LTM External Monitors: Troubleshooting

My last article explained the basics of implementing an LTM external monitor script. This article covers some helpful tools and techniques you can use to validate/troubleshoot/debug your external monitor implementation.

There are 2 basic parts to an external monitor:
1) The monitor definition in the LTM configuration; and
2) the external program it calls.

The external program should be validated before configuring an external monitor to use it. I'll continue to use the shell script from the previous article as an example, but the basic technique is the same regardless of the nature of the program.

Validating the external program

Validating the external program is fairly straightforward. Simply run the program at the command line with the expected commandline arguments and the expected environment variables defined. The program must either send something to standard output (stdout) if the pool member is to be marked up, or output nothing to stdout if it is to be marked down. (Output to standard error (stderr) is ignored by the monitoring daemon, but should be resolved before deploying the monitor.)

Start by installing the program in the /usr/bin/monitors directory and make it executable. Instructions are here.

Debugging: Validating program I/O

Identify the environment variables the program requires and export them to the shell at the command line. For our example script, the variables URI and RECV are required, so export them like this:

 export RECV="Server is UP!!!"
 export URI="/testpath/testfile.html" 

Verify they are set as expected by running the "set" command and grepping for the expected variable names:

 set | grep RECV
 set | grep URI 

Execute the program, giving the expected commandline arguments, which at a minimum will be the IP address and port of the pool member to be tested. For our example script, the commandline arguments are simply that -- IP and port of one pool member:

 /usr/bin/monitors/HTTPMonitor_cURL_BasicGET 10.0.0.1 80 

The pool member against which the test is run should be in a known state. I recommend starting with a pool member that's known to be up. If the pool member is up and the script operates as expected, the script should return the expected character string to stdout.
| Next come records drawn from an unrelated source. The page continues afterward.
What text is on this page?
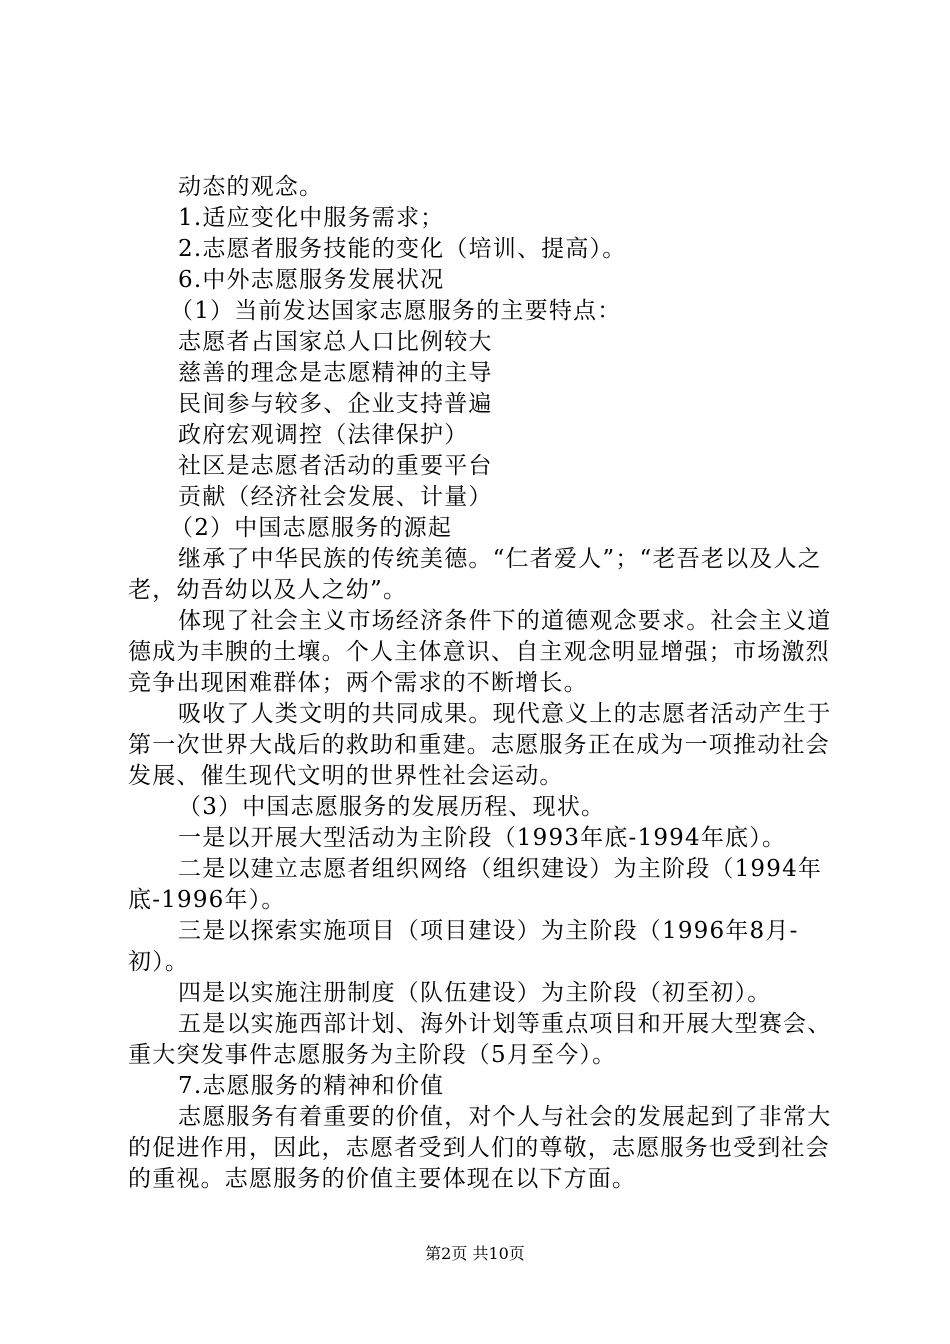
动态的观念。
1.适应变化中服务需求；
2.志愿者服务技能的变化（培训、提高）。
6.中外志愿服务发展状况
（1）当前发达国家志愿服务的主要特点：
志愿者占国家总人口比例较大
慈善的理念是志愿精神的主导
民间参与较多、企业支持普遍
政府宏观调控（法律保护）
社区是志愿者活动的重要平台
贡献（经济社会发展、计量）
（2）中国志愿服务的源起
继承了中华民族的传统美德。“仁者爱人”；“老吾老以及人之老，幼吾幼以及人之幼”。
体现了社会主义市场经济条件下的道德观念要求。社会主义道德成为丰腴的土壤。个人主体意识、自主观念明显增强；市场激烈竞争出现困难群体；两个需求的不断增长。
吸收了人类文明的共同成果。现代意义上的志愿者活动产生于第一次世界大战后的救助和重建。志愿服务正在成为一项推动社会发展、催生现代文明的世界性社会运动。
（3）中国志愿服务的发展历程、现状。
一是以开展大型活动为主阶段（1993年底-1994年底）。
二是以建立志愿者组织网络（组织建设）为主阶段（1994年底-1996年）。
三是以探索实施项目（项目建设）为主阶段（1996年8月-初）。
四是以实施注册制度（队伍建设）为主阶段（初至初）。
五是以实施西部计划、海外计划等重点项目和开展大型赛会、重大突发事件志愿服务为主阶段（5月至今）。
7.志愿服务的精神和价值
志愿服务有着重要的价值，对个人与社会的发展起到了非常大的促进作用，因此，志愿者受到人们的尊敬，志愿服务也受到社会的重视。志愿服务的价值主要体现在以下方面。
第2页 共10页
This code snip from our example specifies the character string that will be sent to stdout only if the expected response is seen. The string that will be conditionally output to stdout is "UP":

 if [ $? -eq 0 ]
 then
 echo "UP"
 fi 

The expected result for a healthy node would be:

 monitors # /usr/bin/monitors/HTTPMonitor_cURL_BasicGET 10.0.0.1 80
 UP
 monitors #  
 

Once you have verified that a healthy pool member is marked up as expected by the program, test against a known down pool member. For a known down pool member, the script should return nothing, and the monitoring daemon will mark it down at the expiration of the timeout.

The expected result for an unhealthy node would be no output:

 monitors # /usr/bin/monitors/HTTPMonitor_cURL_BasicGET 10.0.0.1 80
 monitors # 

If you've tested against both a healthy pool member and an unhealthy one, and the script doesn't return the expected output, or if any unexpected output is seen on either stdout or stderr, then some debugging is in order.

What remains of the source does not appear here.